Depuis les élections du 25 mai 2014, la Belgique est secouée de toutes parts par la nouvelle génération. Charles, Bart, Wouter et Gwendolyn « mettent de l’ordre » au fédéral. Paul, Maxime et Benoît résistent depuis Namur. La révolution néo-belge est-elle vraiment en marche ?

Le 25 mai 2014, un tremblement de terre électoral secouait la Belgique. En devenant le premier parti du pays, la N-VA forçait la prise de pouvoir d’une nouvelle génération de quadragénaires. Quatre présidents – Charles Michel (MR), Bart De Wever (N-VA), Wouter Beke (CD&V) et Gwendolyn Rutten (Open VLD) – allaient forcer le destin dans d’invraisemblables circonstances pour conquérir le pouvoir fédéral. Objectif ? La création d’emplois, sans agenda institutionnel… Le pacte de la suédoise, scellé au lendemain de la Fête nationale, fut littéralement un acte néo-belge découlant du repli forcé du PS sur ses terres wallonnes et bruxelloises.

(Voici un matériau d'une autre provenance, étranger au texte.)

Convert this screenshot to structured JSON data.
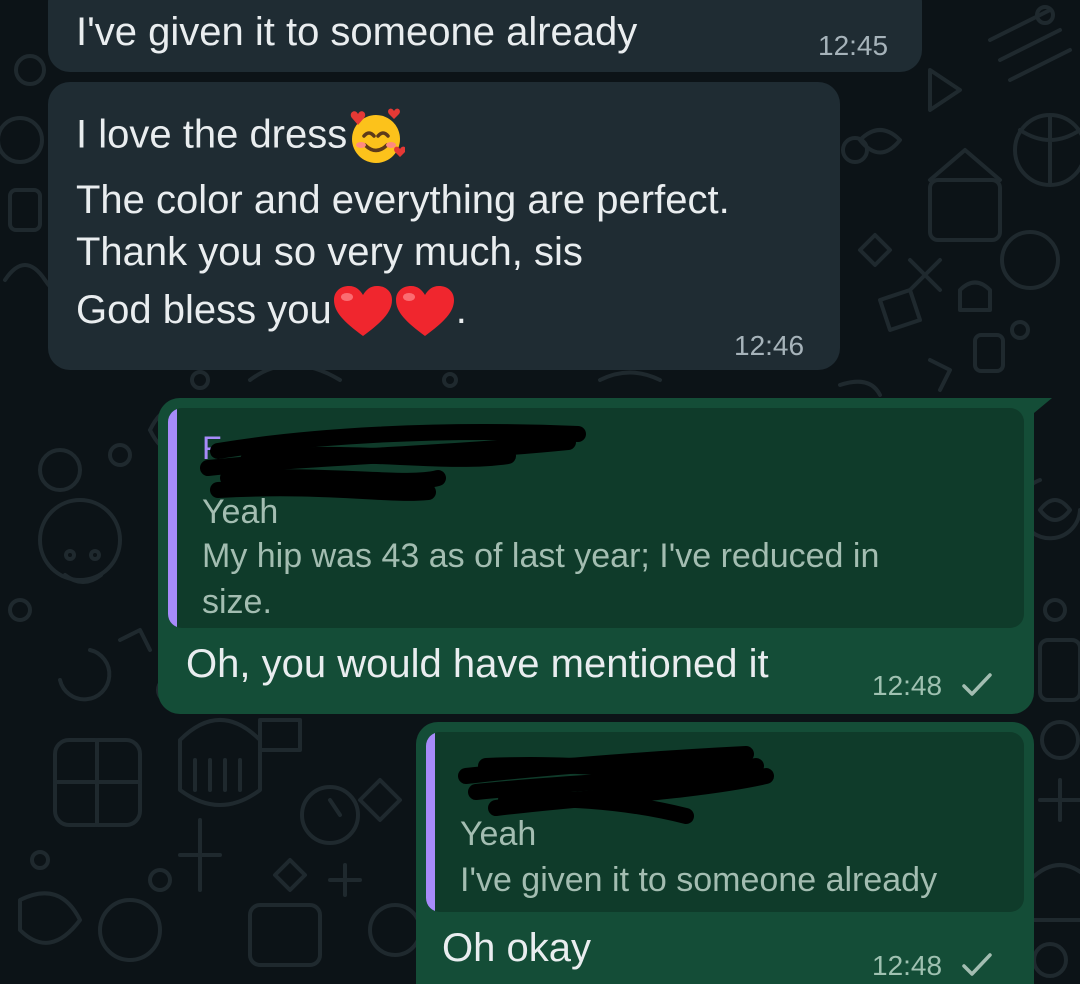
{
  "chat": {
    "messages": [
      {
        "direction": "incoming",
        "lines": [
          "I've given it to someone already"
        ],
        "time": "12:45"
      },
      {
        "direction": "incoming",
        "lines": [
          "I love the dress",
          "The color and everything are perfect.",
          "Thank you so very much, sis",
          "God bless you",
          "."
        ],
        "emojis": [
          "smiling-face-with-hearts-emoji",
          "red-heart-emoji",
          "red-heart-emoji"
        ],
        "time": "12:46"
      },
      {
        "direction": "outgoing",
        "quote": {
          "author": "F",
          "author_redacted": true,
          "lines": [
            "Yeah",
            "My hip was 43 as of last year; I've reduced in",
            "size."
          ]
        },
        "lines": [
          "Oh, you would have mentioned it"
        ],
        "time": "12:48",
        "status": "sent",
        "status_icon": "single-check-icon"
      },
      {
        "direction": "outgoing",
        "quote": {
          "author": "",
          "author_redacted": true,
          "lines": [
            "Yeah",
            "I've given it to someone already"
          ]
        },
        "lines": [
          "Oh okay"
        ],
        "time": "12:48",
        "status": "sent",
        "status_icon": "single-check-icon"
      }
    ]
  },
  "colors": {
    "background": "#0c1317",
    "incoming_bubble": "#1f2c33",
    "outgoing_bubble": "#144d37",
    "quote_bar": "#a78bfa",
    "message_text": "#e9edef"
  }
}
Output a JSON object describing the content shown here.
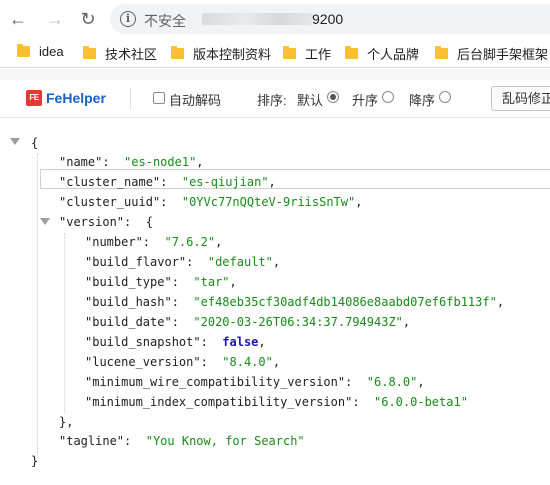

Ces quatre présidents au pouvoir fédéral sont nés – ce n’est pas un hasard… – entre le 21 décembre 1970 (De Wever) et le… 21 décembre 1975 (Michel). Depuis leur tendre enfance, ils ont connu le pays en voie de fédéralisation constante, d’une réforme de l’Etat à l’autre. La Belgique de papa, c’est la nostalgie de leurs parents, pas leur projet politique d’avenir. La rupture qu’ils impriment se veut décomplexée, pragmatique, revancharde aussi après vingt-cinq ans de socialisme au pouvoir.

Face à eux, d’autres quadras ont pris leurs quartiers à Namur, pour résister au niveau régional : Paul Magnette, Maxime Prévot et Benoît Lutgen notamment. Sous l’égide d’un commandant en chef de plus en plus contesté, le sexa et ancien Premier ministre Elio Di Rupo.

« Un rapport pragmatique à la Belgique »

« Cette nouvelle génération de quadras n’a pas un attachement émotionnel à l’unité du pays comparable à la précédente, constate Jean-Benoit Pilet, directeur du Centre d’étude de la vie politique de l’ULB. Leur rapport au pouvoir est davantage managérial. Ils ont besoin de démontrer que la Belgique fonctionne, faute de quoi elle serait moins attractive. L’ancien Premier ministre Yves Leterme était au fond un visionnaire quand il a évoqué la nécessité pour la Belgique d’avoir une valeur ajoutée. » C’était en 2006. Dans un entretien au quotidien français Libération, celui qui était alors ministre-président flamand déclarait : « La Belgique n’est pas une valeur en soi, ce sont des institutions au service d’une population. » A l’époque, sa sortie avait provoqué un tollé, parce qu’il soutenait en outre que les francophones « ne sont pas en état intellectuel d’apprendre le néerlandais ». Les quadragénaires au pouvoir s’inscrivent parfaitement dans cette logique d’un Etat utilitariste. Mais ils parlent plutôt bien l’autre langue nationale.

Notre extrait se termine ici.